Given Ms. Streetman’s example, maybe we should add another tip onto that list of how to handle caller ID spoofing: “Be suspicious, and keep acting on your hunches!”
4 comments on “Burglars allegedly spoof caller ID to scare couple out of their home”
Burglarize? BURGLARIZE? What’s wrong with the perfectly good verb to burgle??
Otherwise a good article. Insecurity of CLI is worrying.
“Burglarize” is an unexceptionable American English equivalent for “burgle” that emphasises the action and activity of burglary, not merely the overall outcome. Like “getting busy burgling.” I quite like “burglarize,” though I’d end it in -ise instead of in -ize. The act of burglarising, of course, is burglarisation, and a tendency to be a burglar is burglarisationism. The police, by the way, are antiburglarisationists.

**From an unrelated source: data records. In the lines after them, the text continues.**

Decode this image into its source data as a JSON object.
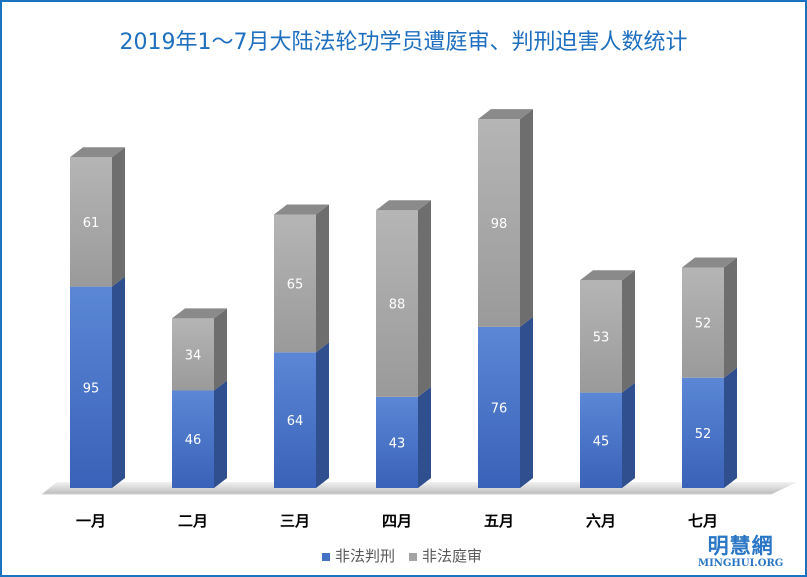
{
  "chart_data": {
    "type": "bar",
    "stacked": true,
    "three_d": true,
    "title": "2019年1～7月大陆法轮功学员遭庭审、判刑迫害人数统计",
    "categories": [
      "一月",
      "二月",
      "三月",
      "四月",
      "五月",
      "六月",
      "七月"
    ],
    "series": [
      {
        "name": "非法判刑",
        "values": [
          95,
          46,
          64,
          43,
          76,
          45,
          52
        ],
        "color": "#4472c4"
      },
      {
        "name": "非法庭审",
        "values": [
          61,
          34,
          65,
          88,
          98,
          53,
          52
        ],
        "color": "#a5a5a5"
      }
    ],
    "legend": "bottom",
    "grid": false
  },
  "logo": {
    "cn": "明慧網",
    "en": "MINGHUI.ORG"
  }
}
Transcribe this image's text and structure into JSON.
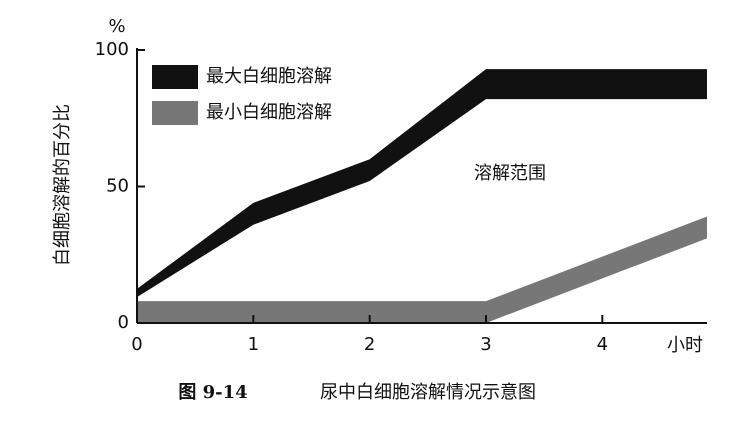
{
  "chart_data": {
    "type": "band",
    "y_label": "白细胞溶解的百分比",
    "y_unit": "%",
    "x_unit": "小时",
    "annotation": "溶解范围",
    "caption_number": "图 9-14",
    "caption": "尿中白细胞溶解情况示意图",
    "xlim": [
      0,
      4.9
    ],
    "xticks": [
      0,
      1,
      2,
      3,
      4
    ],
    "ylim": [
      0,
      100
    ],
    "yticks": [
      0,
      50,
      100
    ],
    "series": [
      {
        "name": "最大白细胞溶解",
        "color": "#111111",
        "x": [
          0,
          1,
          2,
          3,
          4.9
        ],
        "high": [
          12.5,
          44,
          60,
          93,
          93
        ],
        "low": [
          9.5,
          36,
          52,
          82,
          82
        ]
      },
      {
        "name": "最小白细胞溶解",
        "color": "#777777",
        "x": [
          0,
          3,
          4.9
        ],
        "high": [
          8,
          8,
          39
        ],
        "low": [
          0,
          0,
          31
        ]
      }
    ]
  }
}
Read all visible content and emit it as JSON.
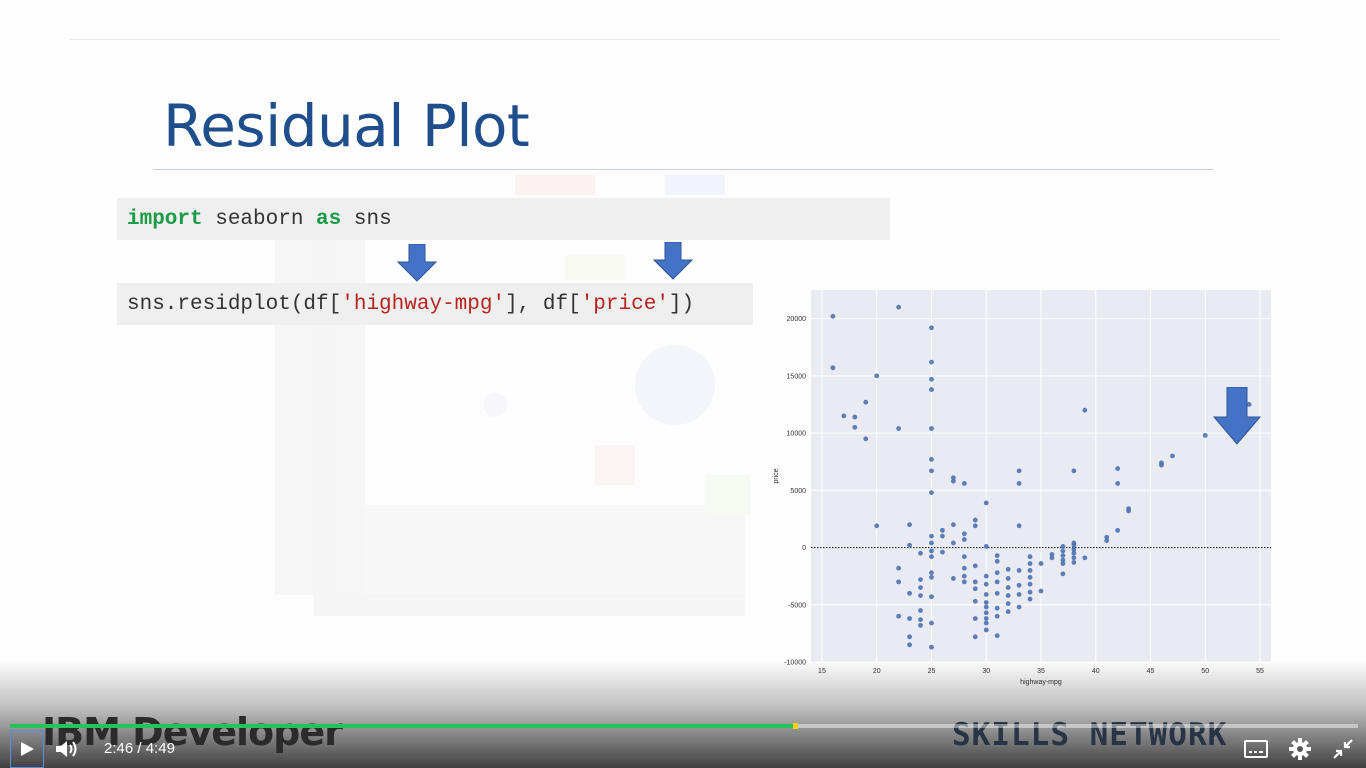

Sometimes American English words are longer, like here, and like “faucet” when “tap” would do just as well; sometimes they’re shorter, like “fall” for “autumn” and “normalcy” for “normality.”
All part of the global appeal of this fabulous language. Plus…you knew what it meant 🙂
So, this story was all about guns?
I’m curious why they couldn’t bring charges for him impersonating a police officer, since he purposely spoofed the number to look like he was the local constabulary, AND told her he was a police officer.